Languages may encode similar meanings using different sentence structures.
UD Type Calculus can produce meanings comparable with baseline.
Logical forms are computed for over 16,000 sentences across four languages.
Multiple composition orders of relations are possible in UD Type Calculus.

Citations

"We introduce UD Type Calculus, a compositional, principled system of semantic types and logical forms."
"UD-TC can derive correct meanings for sentences with various syntactic structures."
"Our experiment shows that UD-TC can generate logical forms comparable with an existing baseline."

Idées clés tirées de

A Compositional Typed Semantics for Universal Dependencies

by Laurestine B... à arxiv.org 03-05-2024

https://arxiv.org/pdf/2403.01187.pdf

A Compositional Typed Semantics for Universal Dependencies

Questions plus approfondies

How does UD Type Calculus handle ambiguity in quantifier scope?

UD Type Calculus handles ambiguity in quantifier scope by allowing for multiple possible logical forms to be derived for a single sentence. This is achieved through the flexibility of relation denotations and semantic types assigned to words and relations. When dealing with sentences involving quantifiers, such as "Every cat chased a mouse," UD-TC can compute both surface and inverse quantifier scopes by considering different composition orders of relation denotations. By assigning appropriate semantic types to relations like "nsubj" and "obj," UD-TC can capture the various interpretations that arise from ambiguous quantifier scopes.

What are the implications of ignoring word order in semantic frameworks like UD-TC?

Ignoring word order in semantic frameworks like UD-TC has several implications:

Cross-Linguistic Applicability: By disregarding word order, UD-TC becomes more adaptable across languages with varying syntactic structures.
Focus on Meaning Structure: Emphasizing meaning over syntax allows for a deeper understanding of the relationships between words and their denotations.
Increased Generality: Ignoring word order enables UD-TC to derive correct meanings regardless of how words are ordered within a sentence, leading to more generalizable results.
Simplified Computation: Removing constraints related to word order simplifies the computation process, making it easier to generate logical forms without being hindered by specific language-dependent rules.

How does the flexibility of relation denotations impact the computation of logical forms?

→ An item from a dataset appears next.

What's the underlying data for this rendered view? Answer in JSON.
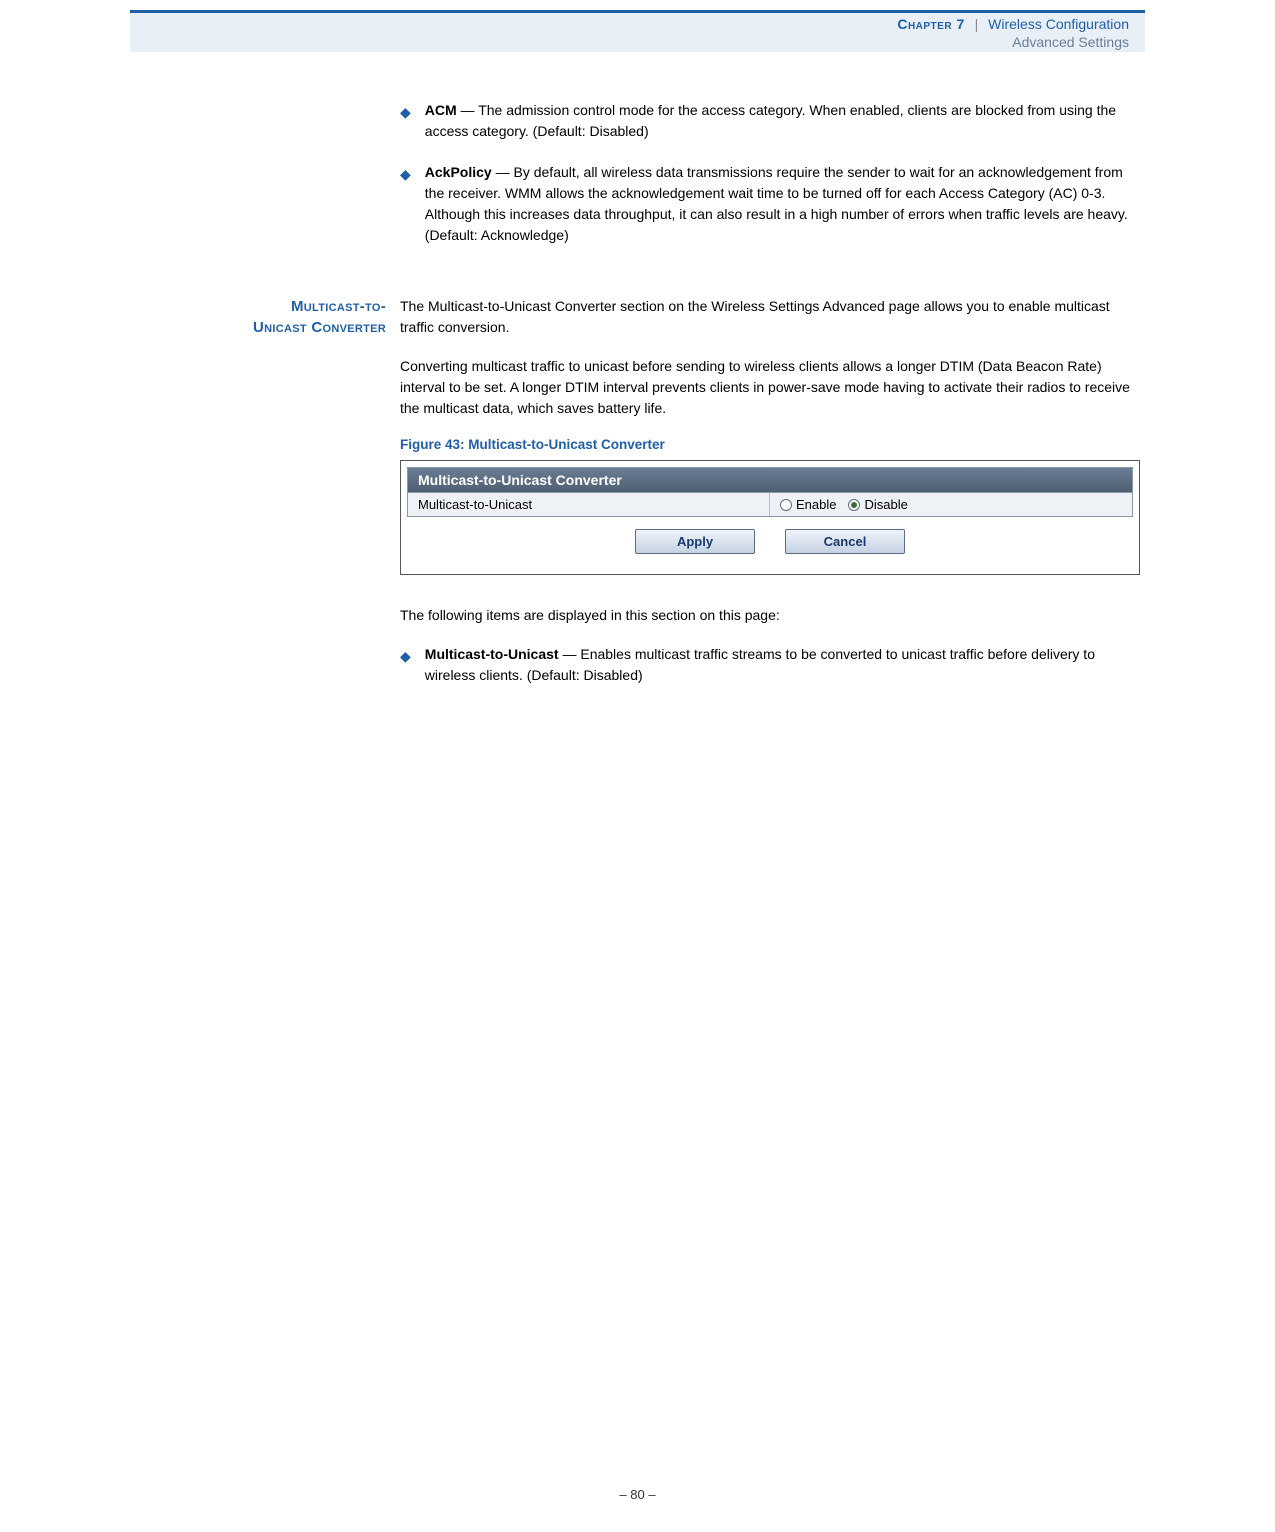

The flexibility of relation denotations plays a crucial role in enhancing the computation of logical forms in several ways:

Multiple Composition Orders: Relation denotations allow for various composition orders when combining meanings, enabling different interpretations or readings based on how relations are applied.
Handling Ambiguity: The ability to assign different functions based on relation types helps address ambiguities present in complex sentences or structures where multiple interpretations are possible.
Semantic Precision: By specifying semantic roles within relations (e.g., subject, object), relation denotations ensure precise alignment between arguments and their respective roles during meaning derivation.
Generalizability Across Languages: The flexible nature of relation denotations makes it easier for UD Type Calculus to accommodate diverse linguistic constructions found across different languages while maintaining consistency in deriving accurate meanings from varied syntactic structures.

By leveraging this flexibility effectively, UD-TC can produce comprehensive and contextually relevant logical forms that capture nuanced semantics inherent in natural language expressions across multilingual contexts efficiently and accurately.